I mean I don't even understand what is the level of expectation to run this program on anything other than the igb device whose queues have been exposed to user space. I do see a few calls to:

        igb_set_class_bandwidth
            (&igb_dev, 1, 0,
             sizeof(*l4_headers)+L4_SAMPLES_PER_FRAME*CHANNELS*2, 0);

which is credit-based shaper configuration, and fundamentally I think this is what you want to see demoed. Now even with the kernel based on net-next, the sja1105 driver does not currently support to offload that, although the configuration model is now clear and it is only a matter of time until it will. But there is also a software implementation of tc-cbs which can be evaluated at any time for NICs that are not hardware capable. That is the nice thing about the hardware configuration model of NICs in the kernel: special hardware abilities are only seen as offloads of what the kernel can already do in software.
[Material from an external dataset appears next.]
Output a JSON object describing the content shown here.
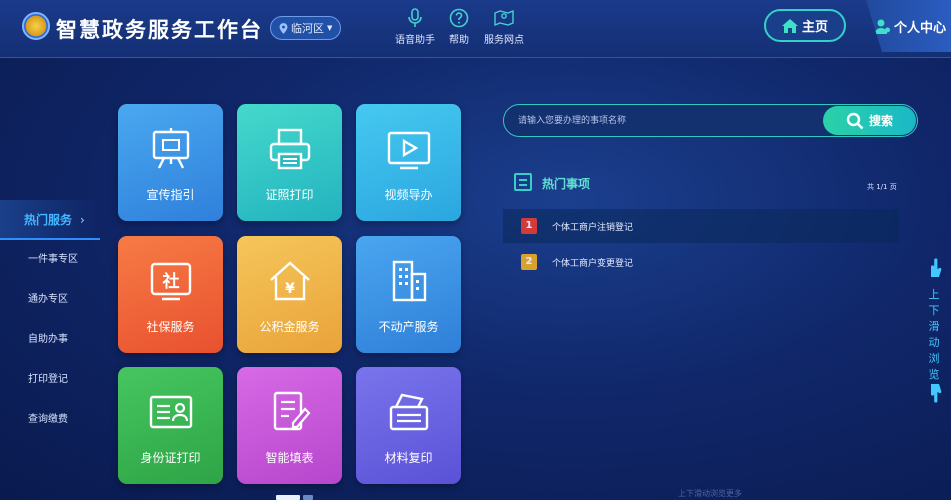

That avoids by design situations like the one at hand - user space code to drive certain hardware. I think trying to integrate OpenAvnu into OpenIL is counter-productive and makes no sense at this point once you understand what they are. OpenIL is a distribution that repackages software for specific boards. There is no reason for it to integrate an application stack for hardware it does not support. And if you patch the application stack to support other, more generic hardware, then putting those patches in OpenIL is the surest way they will die from lack of maintenance. OpenIL by its nature is the absolute last piece in the chain that will get there. It is already slow enough to integrate the hardware support from mainline for the LS1021A-TSN. Otherwise all activity needs to happen on the OpenAvnu front, with questions on the netdev mailing list where the interfaces are not clear or complete enough. I am sure OpenAvnu people are glad to take patches that rework the stack towards a more generic interface, based on Levi Pearson's comments. I am also glad to help with concrete questions on this hardware (where things should work but don't), or with platform-side implementations where necessary. I would suggest you to take a step back and start off with a generic kernel and rootfs for the board which allow you to compile on-target (there are plenty if you look around) and first seeing what it can do with linuxptp and the iproute2 tooling: bridge fdb, bridge vlan, stp_state, tc qdisc, tc filter, etc, and what's missing. Then you can start off by running and testing each application one by one - some will work, some won't - and then fixing the ones you care about. I think you'll find that most of the code just needs to be deleted anyway.